In the example above, the insured has $2,645,000 in total values at four locations, but
the maximum probable loss at any one location is $1,125,000. Therefore, the insured
buys a policy with a $1,125,000 “loss limit”. This does not mean the insured has
$1,125,000 in coverage for any loss. It means this is the most the policy will pay is
$1,125,000. It is important to remember the policy reverts to the schedule of values on
file with the company to determine the limit of any individual property item in the event of
a loss. To reiterate, if the insured had a loss for $450,000 on building 1 that is reported
as $400,000 on the statement of values on file with the insurance carrier, all the insured
would collect is $400,000 less the deductible even though there was a $1,125,000 loss
limit.
Hence, the need for a margin clause. Margin clauses came about as a goodwill gesture.
Many insureds with multiple properties attempt to value all their property correctly, but
mistakes are made. Appraising the replacement value of property is not an exact
science and the true value is never really known until you replace it. If every effort has
been made to insure property correctly and blanket coverage is not available, many
carriers would add a margin clause to the property coverage for this type of situation.
Had the above insured had a 120% margin clause the loss would have been adjusted as
follows: $400,000 x 1.20 = $480,000 (limit available but limited to the loss of $450,000)
deductible = Loss Settlement. Margins Clauses are looked upon very favorably in the
excess surplus lines marketplace. They are a true advantage to insureds that can only
purchase coverage on a scheduled basis.
The situation is much different for insureds that have obtained coverage in the standard
marketplace and have routinely secured blanket coverage. Going from full blanket to
scheduled limits with a margin clause is potentially a significant reduction in insurance
coverage in the event of a loss if the values reported by the insured are underinsured.
Coinsurance
In most instances agents securing blanket coverage for their insureds were getting
coinsurance waived as well through the Agreed Amount endorsement. Coinsurance
could come into play if it was not waived when insuring on a blanket basis. Although
blanket coverage offers protection against underinsurance, it does not necessarily
prevent a coinsurance penalty because the coinsurance clause usually contains a
provision that specifies the coinsurance clause applies to the total value of all of the
property covered by the blanket limit.
Securing coinsurance waivers (along with establishing appropriate scheduled property
values) will be very important if the new endorsement applies. Page two of the ISO CP
12 32 06 07 endorsement outlines three examples of how the margin clause will apply in
a loss settlement. Example number three is clear how the coinsurance will apply. The
coinsurance factor is calculated before the application of the margin clause.

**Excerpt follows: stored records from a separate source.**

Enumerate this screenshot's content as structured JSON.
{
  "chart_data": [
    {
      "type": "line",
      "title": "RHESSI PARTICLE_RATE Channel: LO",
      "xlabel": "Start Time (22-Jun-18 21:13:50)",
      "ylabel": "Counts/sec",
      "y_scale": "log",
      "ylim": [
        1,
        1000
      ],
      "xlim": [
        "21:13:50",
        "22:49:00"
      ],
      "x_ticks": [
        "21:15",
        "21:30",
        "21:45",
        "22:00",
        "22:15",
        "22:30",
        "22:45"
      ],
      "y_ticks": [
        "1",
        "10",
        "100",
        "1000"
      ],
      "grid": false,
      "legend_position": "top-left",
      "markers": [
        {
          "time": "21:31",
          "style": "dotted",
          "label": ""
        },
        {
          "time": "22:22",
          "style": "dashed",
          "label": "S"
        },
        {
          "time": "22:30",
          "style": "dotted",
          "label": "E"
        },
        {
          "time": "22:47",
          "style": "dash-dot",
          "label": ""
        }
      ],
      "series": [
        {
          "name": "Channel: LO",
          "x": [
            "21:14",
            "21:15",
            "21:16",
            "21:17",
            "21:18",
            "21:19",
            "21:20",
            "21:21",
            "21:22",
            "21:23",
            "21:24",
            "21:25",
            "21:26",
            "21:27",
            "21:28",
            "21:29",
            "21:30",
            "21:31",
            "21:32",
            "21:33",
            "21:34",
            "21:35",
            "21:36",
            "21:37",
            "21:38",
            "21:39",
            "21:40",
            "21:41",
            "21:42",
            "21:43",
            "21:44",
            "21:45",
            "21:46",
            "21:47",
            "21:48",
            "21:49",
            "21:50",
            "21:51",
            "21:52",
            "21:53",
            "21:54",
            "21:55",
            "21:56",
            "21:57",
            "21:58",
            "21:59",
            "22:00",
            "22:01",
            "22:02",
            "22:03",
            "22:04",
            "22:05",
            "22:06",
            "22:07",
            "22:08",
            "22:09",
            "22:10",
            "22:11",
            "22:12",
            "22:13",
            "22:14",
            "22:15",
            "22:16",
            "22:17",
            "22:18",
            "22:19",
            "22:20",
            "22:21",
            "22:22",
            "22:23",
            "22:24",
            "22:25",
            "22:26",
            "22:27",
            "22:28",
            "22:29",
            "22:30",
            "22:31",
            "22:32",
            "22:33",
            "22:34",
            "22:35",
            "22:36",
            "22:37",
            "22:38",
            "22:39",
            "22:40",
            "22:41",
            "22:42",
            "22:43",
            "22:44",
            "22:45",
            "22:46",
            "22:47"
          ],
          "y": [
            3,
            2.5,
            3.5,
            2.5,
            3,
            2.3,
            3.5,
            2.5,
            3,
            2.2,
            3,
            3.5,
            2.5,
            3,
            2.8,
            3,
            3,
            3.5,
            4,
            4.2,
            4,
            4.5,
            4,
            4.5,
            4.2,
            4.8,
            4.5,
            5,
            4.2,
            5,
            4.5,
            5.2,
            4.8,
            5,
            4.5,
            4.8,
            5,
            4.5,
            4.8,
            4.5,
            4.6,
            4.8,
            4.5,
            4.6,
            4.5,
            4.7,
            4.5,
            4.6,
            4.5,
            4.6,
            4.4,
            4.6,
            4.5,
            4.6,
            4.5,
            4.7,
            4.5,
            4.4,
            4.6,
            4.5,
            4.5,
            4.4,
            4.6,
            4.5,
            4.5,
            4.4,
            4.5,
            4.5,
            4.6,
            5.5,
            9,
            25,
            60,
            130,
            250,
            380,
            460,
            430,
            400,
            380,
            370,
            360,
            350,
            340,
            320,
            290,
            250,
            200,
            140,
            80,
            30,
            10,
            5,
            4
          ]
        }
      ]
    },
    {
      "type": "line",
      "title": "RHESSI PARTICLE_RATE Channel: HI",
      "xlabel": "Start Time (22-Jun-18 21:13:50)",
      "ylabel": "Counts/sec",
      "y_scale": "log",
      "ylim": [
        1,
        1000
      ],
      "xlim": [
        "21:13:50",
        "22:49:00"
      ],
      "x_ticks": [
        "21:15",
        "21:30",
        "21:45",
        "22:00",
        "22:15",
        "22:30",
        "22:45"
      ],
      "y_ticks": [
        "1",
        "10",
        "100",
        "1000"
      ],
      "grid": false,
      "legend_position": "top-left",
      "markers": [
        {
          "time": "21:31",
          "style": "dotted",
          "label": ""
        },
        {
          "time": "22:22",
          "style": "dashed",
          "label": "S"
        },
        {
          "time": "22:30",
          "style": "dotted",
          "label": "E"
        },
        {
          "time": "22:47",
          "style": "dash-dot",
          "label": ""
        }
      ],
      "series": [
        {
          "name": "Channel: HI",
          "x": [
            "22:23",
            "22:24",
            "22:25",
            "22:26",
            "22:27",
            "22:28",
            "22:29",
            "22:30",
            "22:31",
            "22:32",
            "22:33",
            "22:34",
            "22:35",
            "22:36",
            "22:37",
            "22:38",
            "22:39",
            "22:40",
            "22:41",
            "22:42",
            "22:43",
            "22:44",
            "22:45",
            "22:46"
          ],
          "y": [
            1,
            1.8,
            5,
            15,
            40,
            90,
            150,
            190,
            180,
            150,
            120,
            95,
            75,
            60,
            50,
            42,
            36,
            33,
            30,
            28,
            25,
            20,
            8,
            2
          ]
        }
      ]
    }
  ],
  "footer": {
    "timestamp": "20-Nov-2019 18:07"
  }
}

Having the new ISO endorsement attached to a policy with a high (1.20 to 1.50) margin
clause will not be detrimental to an insured if the values are adequate as the margin
component will provide an allowance for error.
However, having coinsurance apply on a policy is never in the insured’s best interest. If
the insured has made every effort to value their property correctly, the underwriter
generally will have a comfort level with the values and most likely will be willing to
provide the agreed amount endorsement eliminating coinsurance issues.
Most agents insuring difficult properties with standard markets or in the surplus lines
marketplace are accustomed to providing loss limits and schedule values with margin
clauses. However, these agents are careful about waiving coinsurance whenever
possible. It is important to remember they are two separate issues. Carriers may be
using this new endorsement more and more; therefore waiving coinsurance will be
essential to prevent unforeseen loss settlement complications.
Analogous to Protective Safeguards Endorsements/Wording
Protective Safeguard, like the new ISO Limitation on Loss Settlement Blanket
Insurance (Margin Clause), started out as an endorsement. The Protective Safeguard
name of the endorsement from an insured’s perspective may have seemed like a
coverage enhancement. However, Protective Safeguard endorsements do not
safeguard the insured; they safeguard the insurance company. There are various
requirements in the endorsement the insured must comply with or coverage can be
voided.
When ISO issued the 2007 filing changes which included the Limitation on Loss
Settlement endorsement, this was the introduction, “An advantage of blanket insurance
is that the insured can attain, in effect, full coverage at individual locations without
insuring 100% of the total value of all locations. The policyholder retains the
advantages and convenience of blanket coverage but the maximum loss payable on
individual properties is constrained”. Well, this doesn’t sound so bad, but it can be
devastating to insureds that have relied on substantial blanket limits that have suddenly
disappeared. Initially, Protective Safeguard wording was always added by an
endorsement. However, over the years, many insurance carriers have incorporated the
wording into their policy forms, making the restrictions much more difficult to detect in
the policy. Other carriers routinely add on every policy where an insured has burglar
alarms or sprinkler systems, even though there was no mention of this endorsement or
wording applying in their quotations. Agents must be diligent in checking quotations and
policies to determine whether or not Protective Safeguards endorsements or wording
have been added. Every attempt should be made to have it removed from the policy or
explain the restriction in detail to their clients. Already agents report seeing the new
ISO Limitation on Loss Settlement Blanket Insurance (Margin Clause) automatically
added to the declaration page wording, with some insurance carriers and other carriers
adding the endorsement to renewal policies. This is nothing new; insurers routinely add
restrictive wording or endorsements and change policy forms which reduce coverage
without notifying the agent or policyholder.
Conclusion
As agents, like our insureds, we are concerned about price, a major component in
securing and retaining accounts. In some instances this has fueled a silent complicity
with our insureds to undervalue property for premium savings when blanket coverage
and agreed amount waiver apply. Perhaps a better approach is valuing the property
correctly and driving a hard bargain with the insurance carrier underwriter on rate. In
other words, let’s assume the total values are $50,000,000 with a .26 rate per $100 in
values ($130,000 annual premium), but we learn these values are inadequate by 25%
and really should be $62,500,000. If the underwriter was comfortable with the pricing at
$130,000, is it possible for the underwriter to reduce their rate to .205 to keep the
premium level yet use the proper values?
With proper values it is easier to get the underwriter on board to continue providing
blanket coverage with the agreed amount waiver, as the new ISO endorsement is
optional. If the only way you can secure coverage is on a stated value amount, having
proper values will almost always convince the underwriter to waive coinsurance and
provide a significant margin clause, which is the next best alternative to blanket
coverage.
§ Explain to your client the need to review their values and insure properly. Assure
the insured they should approach this project without worry to premium cost as it
is your job to get the rate down so they can insure proper values.
§ Secure blanket coverage with agreed amount waivers whenever possible.
§ The only way to be certain about the coverage provided is to require a specimen
policy with all the endorsements that will be attached to the policy with the
quotation and read them. The policy form and endorsements should be
compared to the prior years to look for changes, limitations, restrictions or
exclusions.
§ Have a check list for the “red flag” items like Protective Safeguards and
Limitation on Loss Settlement or Margin Clause wording. Prior to binding, get as
many of the unacceptable terms and conditions amended or eliminated.
§ Once you have negotiated the best situation for your client, clearly explain to
your client exactly how their policy will respond in the event of a loss.